E nas formações que tenho facilitado ao longo dos anos, escuto recorrentemente o mesmo desabafo por parte das educadoras: “Na prática, estamos sozinhas.” Sentem-se pouco amparadas, sem formação adequada, com poucos recursos e muitas vezes sem equipa de apoio. O sentimento de impotência é transversal — mesmo quando há vontade, não há condições.
Durante o meu percurso como educadora de infância, acompanhei várias crianças com diagnóstico de Perturbação do Espectro do Autismo (PEA) — maioritariamente rapazes. Cada uma, com as suas especificidades, desafiava-me a praticar uma escuta mais atenta, uma presença mais sensível, uma educação menos automatizada.
Contudo, é importante lembrar que o autismo também se manifesta no género feminino — embora ainda seja amplamente subdiagnosticado. Muitas meninas e mulheres autistas desenvolvem estratégias de camuflagem social desde cedo, o que dificulta o reconhecimento e o acesso a apoios. Nos últimos anos, tem-se verificado um aumento significativo de diagnósticos em mulheres adultas, o que tem trazido clareza, alívio e autoaceitação a muitas pessoas que viveram grande parte da vida sem compreender o seu próprio funcionamento interno.
E em Portugal?
Segundo dados disponíveis da Direção-Geral da Educação, observa-se um aumento de diagnósticos de Perturbação do Espectro do Autismo em idade pré-escolar, destacando-se a necessidade de formação adequada para os profissionais de educação.
Ainda que os discursos institucionais reforcem a importância da inclusão, muitas educadoras relatam na prática grandes lacunas no acompanhamento, falta de recursos humanos e insuficiência de formação contínua. A inclusão existe, sim — mas muitas vezes mais no papel do que no terreno.
Amor condicionado: um obstáculo invisível
Quantas vezes, sem intenção, educamos com amor condicionado?
“Se estiveres quieto, podes participar.”
“Quando fizeres como os outros, vais ter a mesma coisa.”
Frases como estas transmitem, subtilmente, que a criança só merece acolhimento se corresponder às expectativas da norma. E isso, para muitas crianças neurodivergentes, é viver numa tensão constante.
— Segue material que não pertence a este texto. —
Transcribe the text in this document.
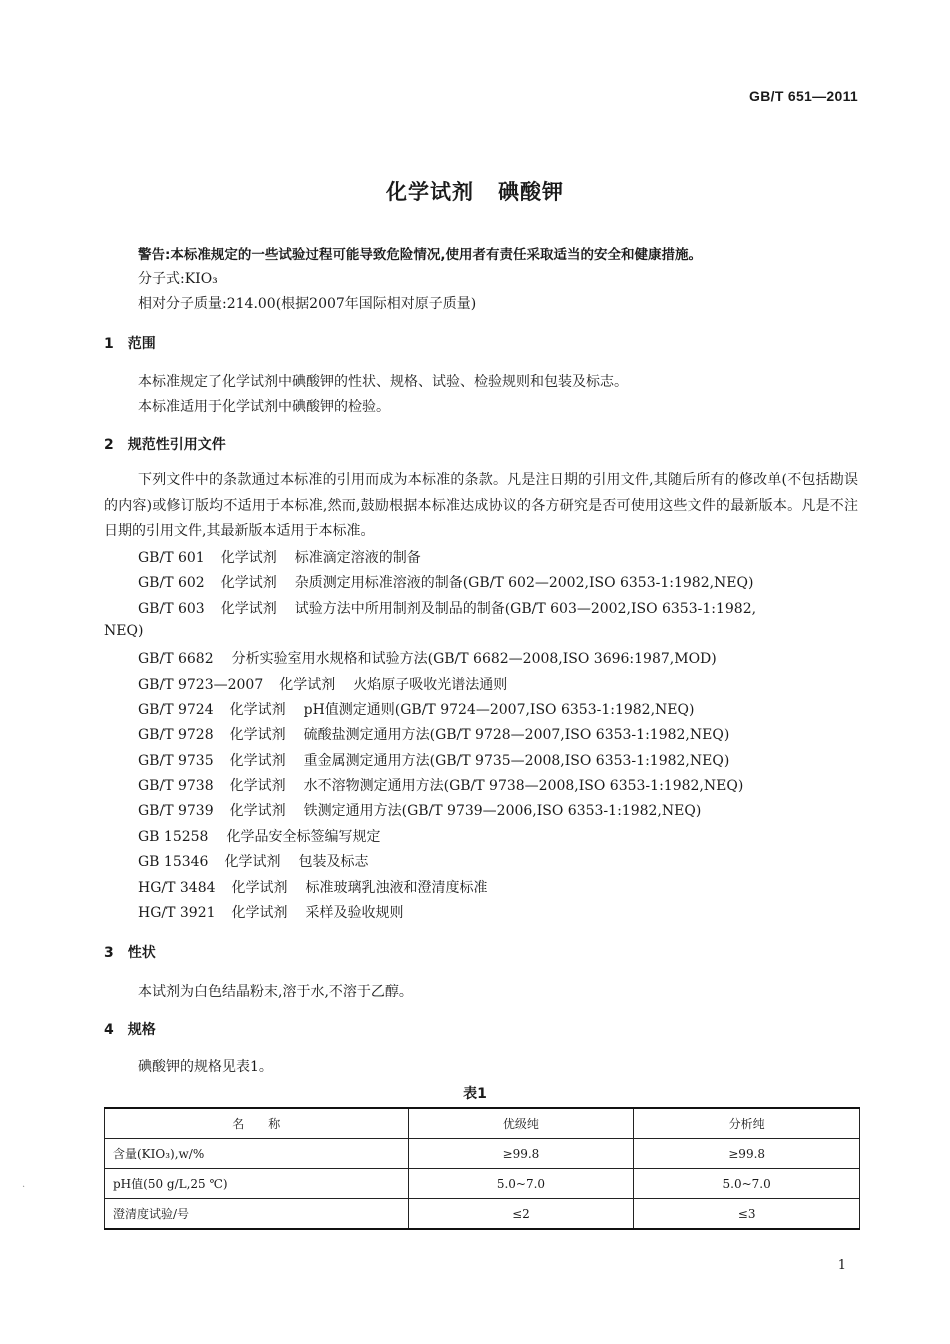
GB/T 651—2011
化学试剂 碘酸钾
警告:本标准规定的一些试验过程可能导致危险情况,使用者有责任采取适当的安全和健康措施。
分子式:KIO₃
相对分子质量:214.00(根据2007年国际相对原子质量)
1　范围
本标准规定了化学试剂中碘酸钾的性状、规格、试验、检验规则和包装及标志。
本标准适用于化学试剂中碘酸钾的检验。
2　规范性引用文件
下列文件中的条款通过本标准的引用而成为本标准的条款。凡是注日期的引用文件,其随后所有的修改单(不包括勘误的内容)或修订版均不适用于本标准,然而,鼓励根据本标准达成协议的各方研究是否可使用这些文件的最新版本。凡是不注日期的引用文件,其最新版本适用于本标准。
GB/T 601 化学试剂 标准滴定溶液的制备
GB/T 602 化学试剂 杂质测定用标准溶液的制备(GB/T 602—2002,ISO 6353-1:1982,NEQ)
GB/T 603 化学试剂 试验方法中所用制剂及制品的制备(GB/T 603—2002,ISO 6353-1:1982,
NEQ)
GB/T 6682 分析实验室用水规格和试验方法(GB/T 6682—2008,ISO 3696:1987,MOD)
GB/T 9723—2007 化学试剂 火焰原子吸收光谱法通则
GB/T 9724 化学试剂 pH值测定通则(GB/T 9724—2007,ISO 6353-1:1982,NEQ)
GB/T 9728 化学试剂 硫酸盐测定通用方法(GB/T 9728—2007,ISO 6353-1:1982,NEQ)
GB/T 9735 化学试剂 重金属测定通用方法(GB/T 9735—2008,ISO 6353-1:1982,NEQ)
GB/T 9738 化学试剂 水不溶物测定通用方法(GB/T 9738—2008,ISO 6353-1:1982,NEQ)
GB/T 9739 化学试剂 铁测定通用方法(GB/T 9739—2006,ISO 6353-1:1982,NEQ)
GB 15258 化学品安全标签编写规定
GB 15346 化学试剂 包装及标志
HG/T 3484 化学试剂 标准玻璃乳浊液和澄清度标准
HG/T 3921 化学试剂 采样及验收规则
3　性状
本试剂为白色结晶粉末,溶于水,不溶于乙醇。
4　规格
碘酸钾的规格见表1。
表1
名　　称	优级纯	分析纯
含量(KIO₃),w/%	≥99.8	≥99.8
pH值(50 g/L,25 ℃)	5.0~7.0	5.0~7.0
澄清度试验/号	≤2	≤3
·
1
Práticas conscientes para educar fora da norma
Currículo flexível: seguir os princípios do Desenho Universal para a Aprendizagem (DUA).
Ambiente sensorial ajustado: reduzir estímulos, prever transições e permitir pausas.
Valorizar interesses específicos: usar os focos de interesse como pontos de partida para aprendizagens significativas.
Priorizar o vínculo: a relação emocional com o adulto é a base de qualquer aprendizagem real.
Escuta como prática de Amor
Mais do que adaptar recursos, precisamos reeducar o nosso olhar. Escutar profundamente é aceitar o que a criança comunica — com palavras ou sem elas. É escutar com o corpo, com o tempo, com a intenção.
Escutar de verdade é prática diária. E é amor em ação.
Arriscar para que tudo possa melhorar
Confesso: tive reticências em escrever sobre este tema. Não sou especialista em neurodivergência, nem tenho formação clínica. Mas sou educadora. E nas formações que facilito, ouço sempre o mesmo apelo — das educadoras, das mães, dos pais:
“No papel é tudo muito bonito. Mas na realidade, falta-nos apoio. Falta-nos escuta.”
Talvez este texto não mude nada. Mas talvez faça alguma diferença. Escrevê-lo é um pequeno risco que aceito correr, porque acredito — profundamente — que tudo pode sempre melhorar.
Educar com Amor e Consciência é isto: escolher ver, escolher escutar, escolher respeitar.